The gradient of a function of two variable $f(x,y)$ is given by $$\left( \frac{\partial f}{\partial x} ,\frac{\partial f}{\partial y}\right). $$ It is also evident that gradient points in the direction of the greatest increase or decrease of a function at a point. My question is that whether the gradient vector is tangent to the function $f(x,y)$ at a point or not. The tangent here means that if you cut the graph of the function f(x,y) along the direction of the gradient vector then you will have a 2D curve formed where the function is cut. So is the gradient vector tangent to that curve at the particular point.

Answer 1

The answer is that your question doesn't actually make sense: the graph of $f(x,y)$ lives in $\mathbb{R}^2 \times \mathbb{R}$, whereas $\nabla f$ is in $\mathbb{R}^2$.

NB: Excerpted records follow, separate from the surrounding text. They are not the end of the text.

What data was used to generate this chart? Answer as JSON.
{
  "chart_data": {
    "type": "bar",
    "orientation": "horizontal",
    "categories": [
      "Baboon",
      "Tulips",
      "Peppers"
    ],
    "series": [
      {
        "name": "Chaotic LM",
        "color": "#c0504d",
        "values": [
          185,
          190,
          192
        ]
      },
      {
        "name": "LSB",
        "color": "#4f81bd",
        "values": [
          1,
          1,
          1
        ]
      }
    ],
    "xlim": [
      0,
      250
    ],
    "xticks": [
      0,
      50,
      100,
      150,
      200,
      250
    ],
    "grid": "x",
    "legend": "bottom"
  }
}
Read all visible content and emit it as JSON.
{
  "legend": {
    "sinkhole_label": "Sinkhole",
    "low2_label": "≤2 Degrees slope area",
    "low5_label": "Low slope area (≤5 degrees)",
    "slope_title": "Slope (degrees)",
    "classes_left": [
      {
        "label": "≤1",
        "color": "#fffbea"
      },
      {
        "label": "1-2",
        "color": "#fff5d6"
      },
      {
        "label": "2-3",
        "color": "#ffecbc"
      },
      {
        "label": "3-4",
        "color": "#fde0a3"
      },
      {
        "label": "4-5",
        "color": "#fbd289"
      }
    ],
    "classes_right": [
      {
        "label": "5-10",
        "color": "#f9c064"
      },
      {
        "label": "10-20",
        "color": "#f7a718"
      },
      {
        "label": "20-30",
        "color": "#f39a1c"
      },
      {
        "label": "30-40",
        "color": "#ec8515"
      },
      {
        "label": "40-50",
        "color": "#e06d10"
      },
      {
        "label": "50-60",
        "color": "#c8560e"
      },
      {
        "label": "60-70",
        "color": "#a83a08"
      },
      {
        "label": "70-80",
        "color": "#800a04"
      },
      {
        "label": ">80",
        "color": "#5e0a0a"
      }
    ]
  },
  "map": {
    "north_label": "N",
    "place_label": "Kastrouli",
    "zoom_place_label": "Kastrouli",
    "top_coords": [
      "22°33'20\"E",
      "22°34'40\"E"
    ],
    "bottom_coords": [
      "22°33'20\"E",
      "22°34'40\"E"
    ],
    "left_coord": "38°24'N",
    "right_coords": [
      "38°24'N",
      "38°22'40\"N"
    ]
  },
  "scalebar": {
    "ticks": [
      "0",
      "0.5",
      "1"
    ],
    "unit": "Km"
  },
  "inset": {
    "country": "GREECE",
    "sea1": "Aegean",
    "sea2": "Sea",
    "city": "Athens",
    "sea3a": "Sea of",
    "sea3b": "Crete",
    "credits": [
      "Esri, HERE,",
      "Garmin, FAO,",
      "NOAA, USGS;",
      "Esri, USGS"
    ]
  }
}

What is true is that $\nabla f(a,b)$ is normal to the level curve of $f$ passing through $(a,b)$: this is because, taking a local parametrisation of a level curve, $(x(t),y(t))$, we have $$ f(x(t),y(t)) = c \\ (x(0),y(0))=(a,b),$$ the tangent to this curve at $(a,b)$ is $ (x'(0),y'(0)), $ and differentiating the $f(x(t),y(t))=c$ equation gives $$ 0 = \left. \frac{d}{dt} f(x(t),y(t)) \right|_{(a,b)} = x'(0) \frac{\partial f}{\partial x}(a,b) + y'(0) \frac{\partial f}{\partial y}(a,b) = (x'(0),y'(0)) \cdot \nabla f(a,b), $$ so $$ \nabla f \perp (x'(0),y'(0)). $$

On the other hand, we can consider the surface in $\mathbb{R}^3$ defined by $g(x,y,z) = f(x,y)-z=0$, which is essentially the graph of $f$ in three dimensions. Then $$ \nabla g = (\nabla f, -1), $$ where I've abused notation slightly. By exactly the same idea as before, I can show that $\nabla g$ is normal to the surface $g$ (and hence the graph of $f$): take a parametrisation $(x(t),y(t),z(t))$ of a curve in the surface through $(a,b,c)$, and then differentiate $g(x(t),y(t),z(t))=0$.